本研究為半導體後段封裝廠的混合流線型排程問題，其複雜度源自於需求的訂單特性與供給的生產環境特性。每一張訂單有其各自特定的產品型號、需求數量及來到時間；而在生產環境特性上，其為多產線、多工作站、多個等效與非等效平行機群的有限產能環境，其中黏晶、銲線與模壓為其考慮的關鍵加工站別。此三站的加工特性各有不同，因此衍生出訂單拆批與集批的生產特性，其中黏晶為整批進站生產，依拆批規則，達一定數量後，即拆批到銲線機台進行平行生產，以加快訂單生產，後再依併批規則，於模壓站進行加工，直到該訂單對應的所有子批完工，該訂單才能判定完工。生產過程必須吻合相關的加工限制，包括僅能在合格產線與機型加工、相同訂單下的子批僅限在相同產線與機型加工等特性，而各產品在不同機型上的加工時間不同，且具有隨機性，當機台上的加工產品型號改變時，則必須進行機台整備，其整備時間則依發生的站別而有所不同。

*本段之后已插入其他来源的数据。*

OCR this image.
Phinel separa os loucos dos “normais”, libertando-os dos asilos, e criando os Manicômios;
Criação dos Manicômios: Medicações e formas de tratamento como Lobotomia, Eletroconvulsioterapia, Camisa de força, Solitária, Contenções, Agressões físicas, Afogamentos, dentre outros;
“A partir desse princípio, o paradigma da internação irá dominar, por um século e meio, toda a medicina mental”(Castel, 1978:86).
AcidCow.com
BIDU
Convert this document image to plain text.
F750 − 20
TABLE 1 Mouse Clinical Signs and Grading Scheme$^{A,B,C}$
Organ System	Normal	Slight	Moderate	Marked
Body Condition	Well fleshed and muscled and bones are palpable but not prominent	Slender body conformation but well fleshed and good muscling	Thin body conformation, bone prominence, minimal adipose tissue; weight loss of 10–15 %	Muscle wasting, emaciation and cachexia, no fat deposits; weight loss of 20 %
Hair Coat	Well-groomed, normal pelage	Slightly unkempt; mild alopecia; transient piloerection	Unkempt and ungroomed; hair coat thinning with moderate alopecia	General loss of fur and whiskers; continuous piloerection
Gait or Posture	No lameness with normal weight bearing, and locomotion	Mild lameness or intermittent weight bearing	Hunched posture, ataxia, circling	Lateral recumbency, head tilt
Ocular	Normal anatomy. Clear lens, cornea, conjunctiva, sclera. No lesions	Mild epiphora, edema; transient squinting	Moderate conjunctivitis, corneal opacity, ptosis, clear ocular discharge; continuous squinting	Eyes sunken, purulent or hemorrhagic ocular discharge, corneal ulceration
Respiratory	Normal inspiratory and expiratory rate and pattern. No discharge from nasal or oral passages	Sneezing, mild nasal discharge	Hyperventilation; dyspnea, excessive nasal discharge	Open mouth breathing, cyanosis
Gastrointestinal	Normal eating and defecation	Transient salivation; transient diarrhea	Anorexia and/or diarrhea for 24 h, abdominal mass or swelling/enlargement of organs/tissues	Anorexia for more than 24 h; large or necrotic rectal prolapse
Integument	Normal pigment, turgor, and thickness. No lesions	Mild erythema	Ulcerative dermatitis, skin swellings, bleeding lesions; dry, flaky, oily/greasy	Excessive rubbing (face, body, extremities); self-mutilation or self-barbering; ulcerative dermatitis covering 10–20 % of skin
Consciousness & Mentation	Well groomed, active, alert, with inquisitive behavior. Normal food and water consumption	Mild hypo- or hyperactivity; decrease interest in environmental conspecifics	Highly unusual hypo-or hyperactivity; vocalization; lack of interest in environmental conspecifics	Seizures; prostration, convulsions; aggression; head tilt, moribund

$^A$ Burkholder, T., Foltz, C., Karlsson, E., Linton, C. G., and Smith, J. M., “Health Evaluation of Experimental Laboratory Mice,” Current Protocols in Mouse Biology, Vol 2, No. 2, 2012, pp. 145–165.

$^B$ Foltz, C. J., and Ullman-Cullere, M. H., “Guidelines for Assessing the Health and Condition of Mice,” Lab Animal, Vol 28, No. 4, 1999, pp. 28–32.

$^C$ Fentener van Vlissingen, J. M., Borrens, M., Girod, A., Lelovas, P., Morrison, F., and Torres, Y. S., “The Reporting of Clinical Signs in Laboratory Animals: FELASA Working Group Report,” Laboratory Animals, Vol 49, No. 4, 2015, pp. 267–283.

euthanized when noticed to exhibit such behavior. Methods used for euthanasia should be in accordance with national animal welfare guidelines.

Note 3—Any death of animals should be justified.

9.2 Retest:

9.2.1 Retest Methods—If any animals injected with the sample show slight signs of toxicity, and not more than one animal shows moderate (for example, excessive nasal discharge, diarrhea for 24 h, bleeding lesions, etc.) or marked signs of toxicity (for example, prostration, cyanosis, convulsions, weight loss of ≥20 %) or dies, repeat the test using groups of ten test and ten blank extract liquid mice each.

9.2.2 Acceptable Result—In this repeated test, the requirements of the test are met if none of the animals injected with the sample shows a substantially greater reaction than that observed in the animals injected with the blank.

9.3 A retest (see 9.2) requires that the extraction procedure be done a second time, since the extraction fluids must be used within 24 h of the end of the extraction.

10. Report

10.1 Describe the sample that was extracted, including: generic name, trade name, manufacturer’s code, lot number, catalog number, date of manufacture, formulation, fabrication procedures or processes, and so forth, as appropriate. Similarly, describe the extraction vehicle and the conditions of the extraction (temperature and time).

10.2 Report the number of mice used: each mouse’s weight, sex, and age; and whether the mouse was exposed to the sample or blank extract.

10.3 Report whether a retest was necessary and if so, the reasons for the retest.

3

基於問題的複雜度，本研究應用模擬最佳化方法，透過較佳的產線、機型指派決策，目標為最小化的訂單加工時間。此方法整合系統模擬模式、啟發式演算法與最佳模擬資源配置技術，建構出模擬最佳化的應用架構與步驟。其中透過系統模擬，用以評估不同可行方案的績效，透過模擬資源最佳化配置技術，使其有限的模擬資源能有效分配於需要模擬的方案，減少隨機環境下的模擬次數，仍能辨別方案優劣，以便結合啟發式演算法如基因演算法或粒子演算法，使其在模擬最佳化的迭代搜尋運作中，能夠更快速地獲致較佳的方案，並透過情境分析探討不同需求水準、產品組合、或批量大小與加工時間的關係，顯現此模擬最佳化方法的可行性。根據前述的情境與應用，進一步的將批量大小設為決策變數，並比較不同啟發式演算法的績效、迭代收斂行為，結果顯示訂單加工時間持續改善且優於現行的實務法則，其驗證結果可供未來研究方向或實務應用之架構参考。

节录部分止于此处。